What struck me most was how all this work doesn’t just stay in competitions, it filters into everyday coffee. Baristas bring new skills, better brewing methods, and fresh ideas back to their cafés. Roasters fine-tune their profiles to bring out more flavor. Equipment makers respond by designing more precise grinders, more stable espresso machines, and improved brewing tools and all these changes end up in coffee shops worldwide. Even if your barista has never stepped on stage, you might notice a more consistent cappuccino, a better-textured latte, or a single-origin filter coffee you’ve never tried before.

One of the most moving parts of these events is the focus on where the coffee comes from. Judges expect competitors to go deeper than simply naming a country. They want to hear about the producer, the varietal, the processing method, and how these choices shape the cup. Some of the most powerful routines come from people who grew up on coffee farms.
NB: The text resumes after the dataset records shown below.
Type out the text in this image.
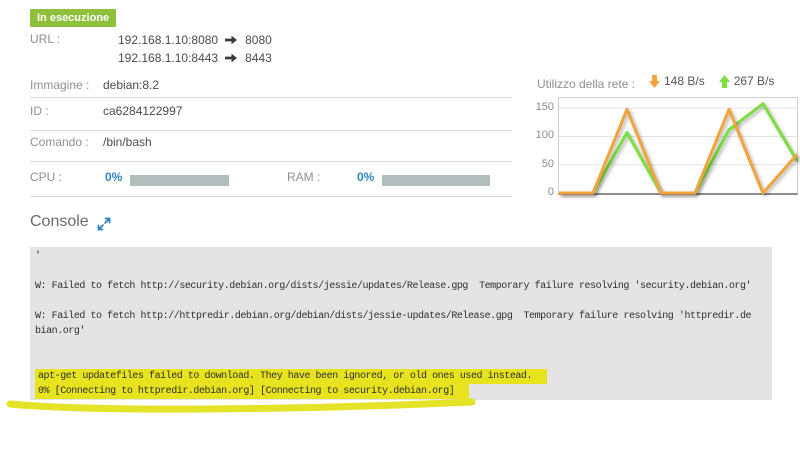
In esecuzione
URL :	192.168.1.10:8080 8080
192.168.1.10:8443 8443
Immagine : debian:8.2
ID :	ca6284122997
Comando : /bin/bash
CPU :	0%	RAM :	0%
Utilizzo della rete : 148 B/s 267 B/s
0
50
100
150
Console
'

W: Failed to fetch http://security.debian.org/dists/jessie/updates/Release.gpg  Temporary failure resolving 'security.debian.org'

W: Failed to fetch http://httpredir.debian.org/debian/dists/jessie-updates/Release.gpg  Temporary failure resolving 'httpredir.de
bian.org'

apt-get updatefiles failed to download. They have been ignored, or old ones used instead.
0% [Connecting to httpredir.debian.org] [Connecting to security.debian.org]
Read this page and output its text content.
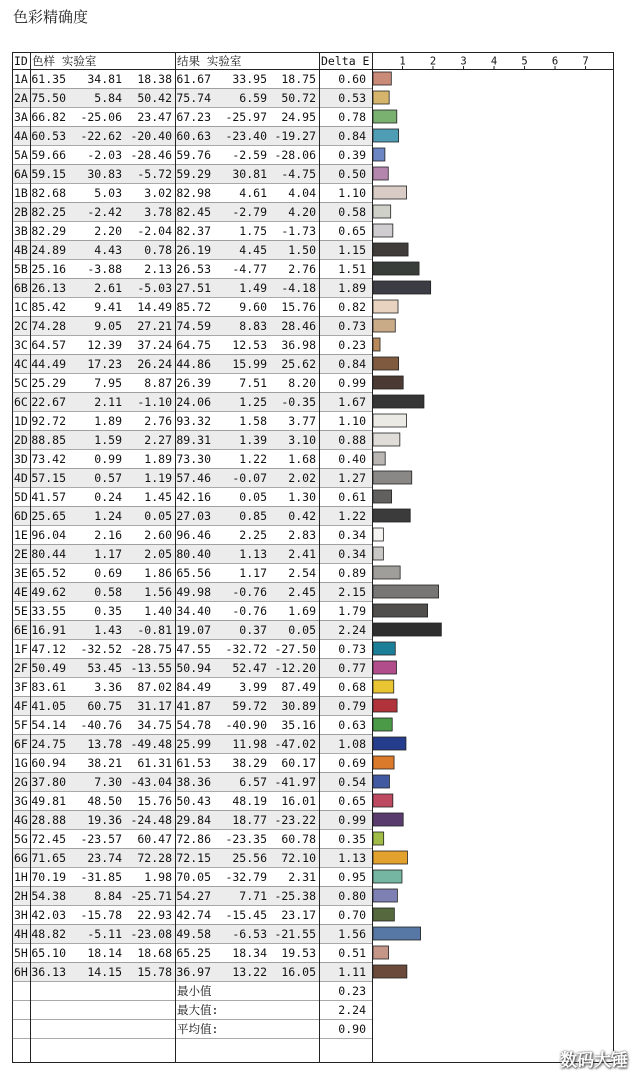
色彩精确度
ID 色样 实验室	结果 实验室	Delta E	1 2 3 4 5 6 7
1A 61.35 34.81 18.38 61.67 33.95 18.75 0.60
2A 75.50 5.84 50.42 75.74 6.59 50.72 0.53
3A 66.82 -25.06 23.47 67.23 -25.97 24.95 0.78
4A 60.53 -22.62 -20.40 60.63 -23.40 -19.27 0.84
5A 59.66 -2.03 -28.46 59.76 -2.59 -28.06 0.39
6A 59.15 30.83 -5.72 59.29 30.81 -4.75 0.50
1B 82.68 5.03 3.02 82.98 4.61 4.04 1.10
2B 82.25 -2.42 3.78 82.45 -2.79 4.20 0.58
3B 82.29 2.20 -2.04 82.37 1.75 -1.73 0.65
4B 24.89 4.43 0.78 26.19 4.45 1.50 1.15
5B 25.16 -3.88 2.13 26.53 -4.77 2.76 1.51
6B 26.13 2.61 -5.03 27.51 1.49 -4.18 1.89
1C 85.42 9.41 14.49 85.72 9.60 15.76 0.82
2C 74.28 9.05 27.21 74.59 8.83 28.46 0.73
3C 64.57 12.39 37.24 64.75 12.53 36.98 0.23
4C 44.49 17.23 26.24 44.86 15.99 25.62 0.84
5C 25.29 7.95 8.87 26.39 7.51 8.20 0.99
6C 22.67 2.11 -1.10 24.06 1.25 -0.35 1.67
1D 92.72 1.89 2.76 93.32 1.58 3.77 1.10
2D 88.85 1.59 2.27 89.31 1.39 3.10 0.88
3D 73.42 0.99 1.89 73.30 1.22 1.68 0.40
4D 57.15 0.57 1.19 57.46 -0.07 2.02 1.27
5D 41.57 0.24 1.45 42.16 0.05 1.30 0.61
6D 25.65 1.24 0.05 27.03 0.85 0.42 1.22
1E 96.04 2.16 2.60 96.46 2.25 2.83 0.34
2E 80.44 1.17 2.05 80.40 1.13 2.41 0.34
3E 65.52 0.69 1.86 65.56 1.17 2.54 0.89
4E 49.62 0.58 1.56 49.98 -0.76 2.45 2.15
5E 33.55 0.35 1.40 34.40 -0.76 1.69 1.79
6E 16.91 1.43 -0.81 19.07 0.37 0.05 2.24
1F 47.12 -32.52 -28.75 47.55 -32.72 -27.50 0.73
2F 50.49 53.45 -13.55 50.94 52.47 -12.20 0.77
3F 83.61 3.36 87.02 84.49 3.99 87.49 0.68
4F 41.05 60.75 31.17 41.87 59.72 30.89 0.79
5F 54.14 -40.76 34.75 54.78 -40.90 35.16 0.63
6F 24.75 13.78 -49.48 25.99 11.98 -47.02 1.08
1G 60.94 38.21 61.31 61.53 38.29 60.17 0.69
2G 37.80 7.30 -43.04 38.36 6.57 -41.97 0.54
3G 49.81 48.50 15.76 50.43 48.19 16.01 0.65
4G 28.88 19.36 -24.48 29.84 18.77 -23.22 0.99
5G 72.45 -23.57 60.47 72.86 -23.35 60.78 0.35
6G 71.65 23.74 72.28 72.15 25.56 72.10 1.13
1H 70.19 -31.85 1.98 70.05 -32.79 2.31 0.95
2H 54.38 8.84 -25.71 54.27 7.71 -25.38 0.80
3H 42.03 -15.78 22.93 42.74 -15.45 23.17 0.70
4H 48.82 -5.11 -23.08 49.58 -6.53 -21.55 1.56
5H 65.10 18.14 18.68 65.25 18.34 19.53 0.51
6H 36.13 14.15 15.78 36.97 13.22 16.05 1.11
最小值	0.23
最大值:	2.24
平均值:	0.90
数码大锤
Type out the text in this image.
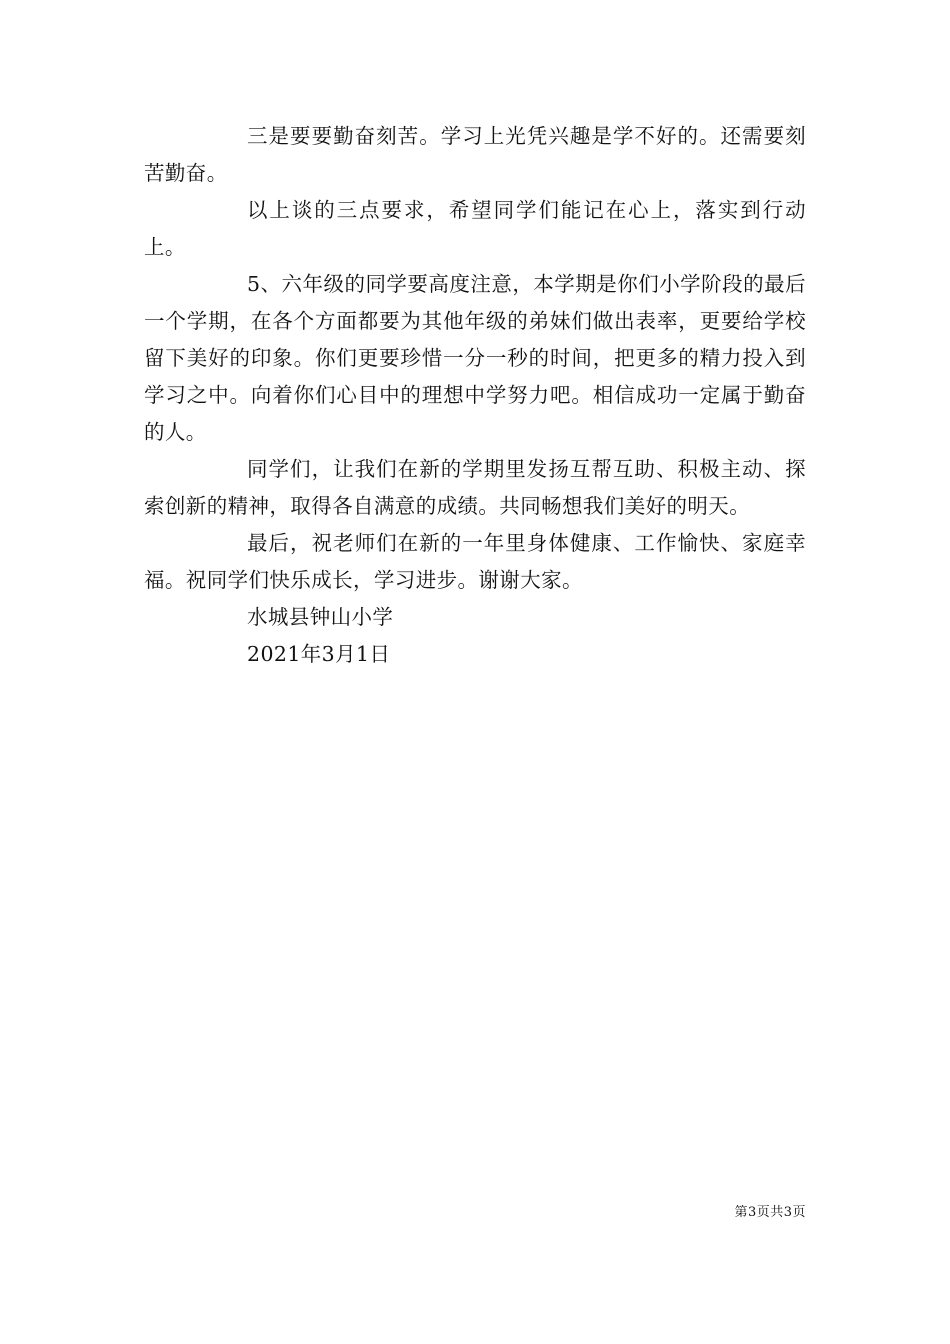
三是要要勤奋刻苦。学习上光凭兴趣是学不好的。还需要刻苦勤奋。

以上谈的三点要求，希望同学们能记在心上，落实到行动上。

5、六年级的同学要高度注意，本学期是你们小学阶段的最后一个学期，在各个方面都要为其他年级的弟妹们做出表率，更要给学校留下美好的印象。你们更要珍惜一分一秒的时间，把更多的精力投入到学习之中。向着你们心目中的理想中学努力吧。相信成功一定属于勤奋的人。

同学们，让我们在新的学期里发扬互帮互助、积极主动、探索创新的精神，取得各自满意的成绩。共同畅想我们美好的明天。

最后，祝老师们在新的一年里身体健康、工作愉快、家庭幸福。祝同学们快乐成长，学习进步。谢谢大家。

水城县钟山小学

2021年3月1日

第3页共3页
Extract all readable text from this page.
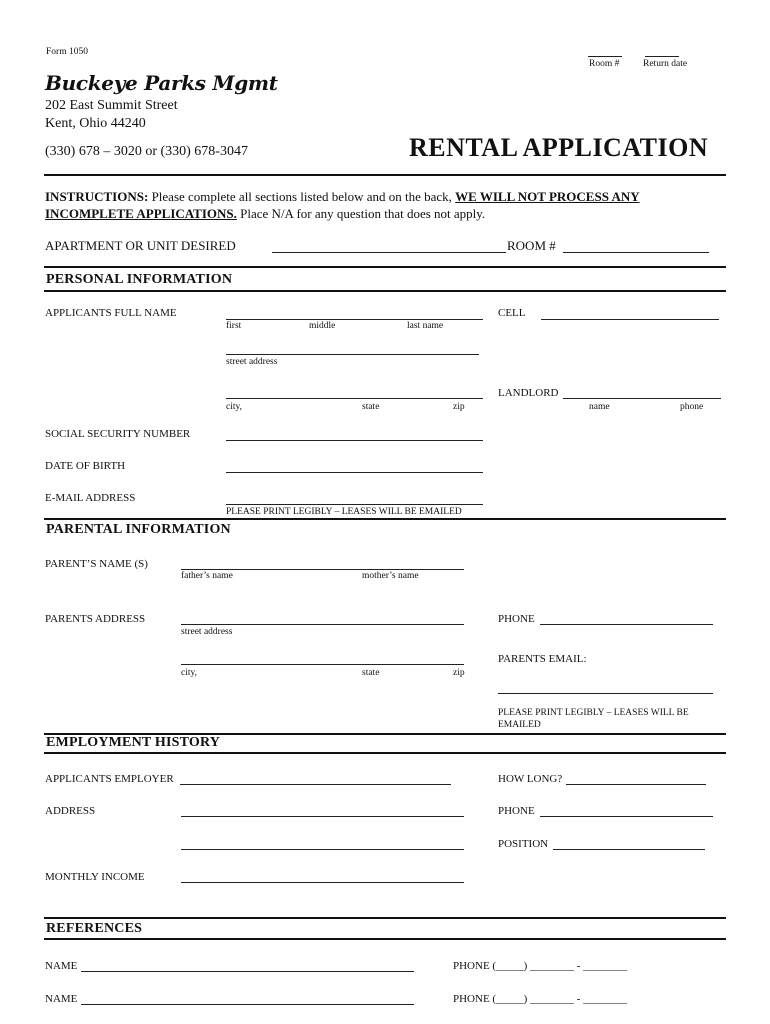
Form 1050
Room # Return date
Buckeye Parks Mgmt
202 East Summit Street
Kent, Ohio 44240
(330) 678 – 3020 or (330) 678-3047	RENTAL APPLICATION
INSTRUCTIONS: Please complete all sections listed below and on the back, WE WILL NOT PROCESS ANY
INCOMPLETE APPLICATIONS. Place N/A for any question that does not apply.
APARTMENT OR UNIT DESIRED	ROOM #
PERSONAL INFORMATION
APPLICANTS FULL NAME
first	middle	last name
CELL
street address
city,	state	zip
LANDLORD
name	phone
SOCIAL SECURITY NUMBER
DATE OF BIRTH
E-MAIL ADDRESS
PLEASE PRINT LEGIBLY – LEASES WILL BE EMAILED
PARENTAL INFORMATION
PARENT’S NAME (S)
father’s name	mother’s name
PARENTS ADDRESS
street address
PHONE
city,	state	zip
PARENTS EMAIL:
PLEASE PRINT LEGIBLY – LEASES WILL BE
EMAILED
EMPLOYMENT HISTORY
APPLICANTS EMPLOYER	HOW LONG?
ADDRESS	PHONE
POSITION
MONTHLY INCOME
REFERENCES
NAME	PHONE (_____) ________ - ________
NAME	PHONE (_____) ________ - ________
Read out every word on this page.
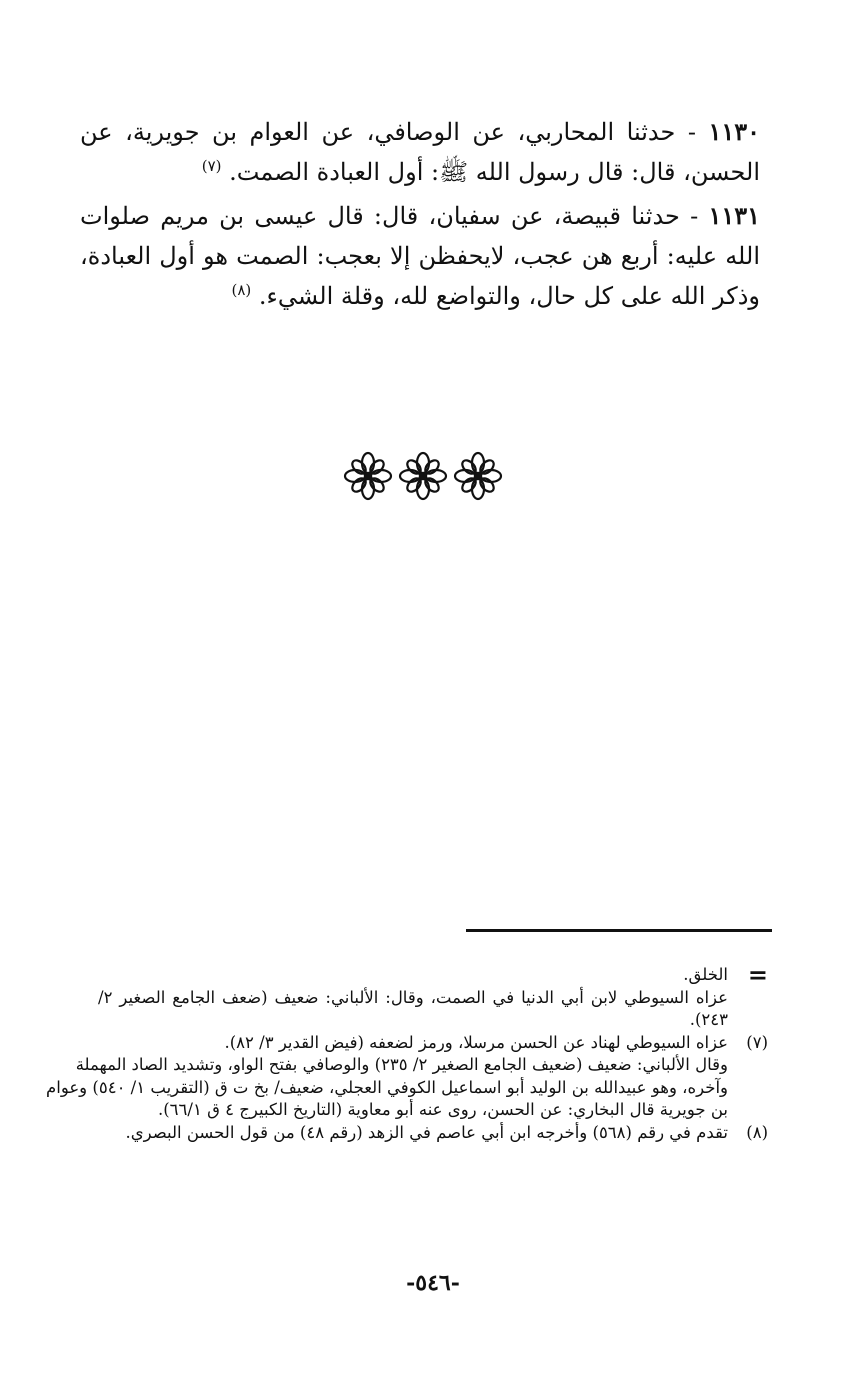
١١٣٠ - حدثنا المحاربي، عن الوصافي، عن العوام بن جويرية، عن الحسن، قال: قال رسول الله ﷺ: أول العبادة الصمت. $^{(٧)}$

١١٣١ - حدثنا قبيصة، عن سفيان، قال: قال عيسى بن مريم صلوات الله عليه: أربع هن عجب، لايحفظن إلا بعجب: الصمت هو أول العبادة، وذكر الله على كل حال، والتواضع لله، وقلة الشيء. $^{(٨)}$

=
الخلق.
عزاه السيوطي لابن أبي الدنيا في الصمت، وقال: الألباني: ضعيف (ضعف الجامع الصغير ٢/ ٢٤٣).
(٧)
عزاه السيوطي لهناد عن الحسن مرسلا، ورمز لضعفه (فيض القدير ٣/ ٨٢).
وقال الألباني: ضعيف (ضعيف الجامع الصغير ٢/ ٢٣٥) والوصافي بفتح الواو، وتشديد الصاد المهملة
وآخره، وهو عبيدالله بن الوليد أبو اسماعيل الكوفي العجلي، ضعيف/ بخ ت ق (التقريب ١/ ٥٤٠) وعوام
بن جويرية قال البخاري: عن الحسن، روى عنه أبو معاوية (التاريخ الكبيرج ٤ ق ٦٦/١).
(٨)
تقدم في رقم (٥٦٨) وأخرجه ابن أبي عاصم في الزهد (رقم ٤٨) من قول الحسن البصري.
-٥٤٦-
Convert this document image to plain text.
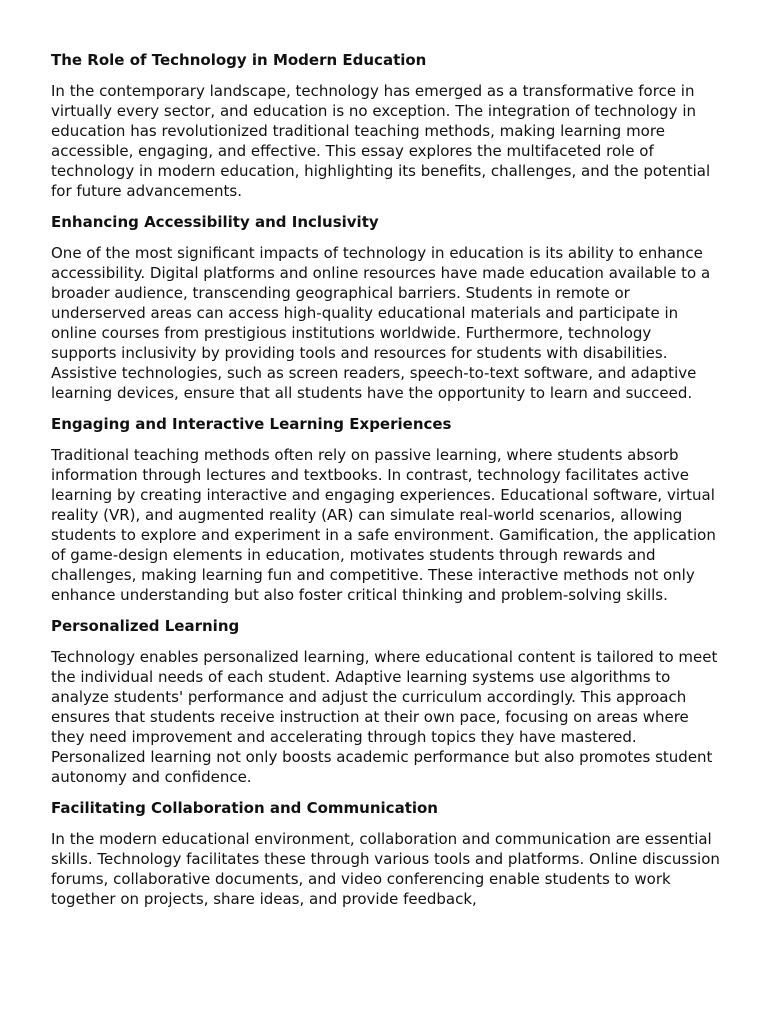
The Role of Technology in Modern Education

In the contemporary landscape, technology has emerged as a transformative force in virtually every sector, and education is no exception. The integration of technology in education has revolutionized traditional teaching methods, making learning more accessible, engaging, and effective. This essay explores the multifaceted role of technology in modern education, highlighting its benefits, challenges, and the potential for future advancements.

Enhancing Accessibility and Inclusivity

One of the most significant impacts of technology in education is its ability to enhance accessibility. Digital platforms and online resources have made education available to a broader audience, transcending geographical barriers. Students in remote or underserved areas can access high-quality educational materials and participate in online courses from prestigious institutions worldwide. Furthermore, technology supports inclusivity by providing tools and resources for students with disabilities. Assistive technologies, such as screen readers, speech-to-text software, and adaptive learning devices, ensure that all students have the opportunity to learn and succeed.

Engaging and Interactive Learning Experiences

Traditional teaching methods often rely on passive learning, where students absorb information through lectures and textbooks. In contrast, technology facilitates active learning by creating interactive and engaging experiences. Educational software, virtual reality (VR), and augmented reality (AR) can simulate real-world scenarios, allowing students to explore and experiment in a safe environment. Gamification, the application of game-design elements in education, motivates students through rewards and challenges, making learning fun and competitive. These interactive methods not only enhance understanding but also foster critical thinking and problem-solving skills.

Personalized Learning

Technology enables personalized learning, where educational content is tailored to meet the individual needs of each student. Adaptive learning systems use algorithms to analyze students' performance and adjust the curriculum accordingly. This approach ensures that students receive instruction at their own pace, focusing on areas where they need improvement and accelerating through topics they have mastered. Personalized learning not only boosts academic performance but also promotes student autonomy and confidence.

Facilitating Collaboration and Communication

In the modern educational environment, collaboration and communication are essential skills. Technology facilitates these through various tools and platforms. Online discussion forums, collaborative documents, and video conferencing enable students to work together on projects, share ideas, and provide feedback,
For them, it’s not just about taste; it’s about honoring the land, the work, and the generations of knowledge behind each harvest.

This is something that holds special meaning for many coffee producers, especially those who grew up on or near the farms where the beans are grown. They know the feel of ripe coffee cherries in their hands, the scent of freshly picked fruit, and the steady rhythm of harvest season. They understand their soil, their climate, and their crop through years of lived experience. When competitors on stage talk about origin, they are carrying those same values, care, pride, and respect, from the farm all the way to the cup, no matter where in the world it’s served

Competitions also help small producers gain recognition. When a coffee from a little-known farm is used in a winning routine, it can draw attention from roasters and buyers worldwide, leading to better prices and greater stability for farming communities. It’s a reminder that what happens on stage can directly support the people who make coffee possible in the first place.

If you’re curious to get closer to this world, you don’t have to start as a competitor. Ask your barista about the coffee you’re drinking. Where it’s from, how it was processed, what you should taste. Visit a cupping at a local roastery to compare different coffees side by side. Watch competition routines online and try brewing at home, changing small variables to see how they affect your cup. The more attention you give it, the more you’ll notice how much thought goes into something as simple, and as rewarding, as a cup of coffee.

For me, learning about this has changed how I look at my morning cup. Competitions aren’t about making things complicated; they’re about respect for the farmer, the coffee, the roaster, the brewer, and the person drinking it. Every step in the chain is there so we can enjoy something made with care. And now, each time I take that first sip, I think of the people and choices that made it possible from a hillside farm to the table in front of me.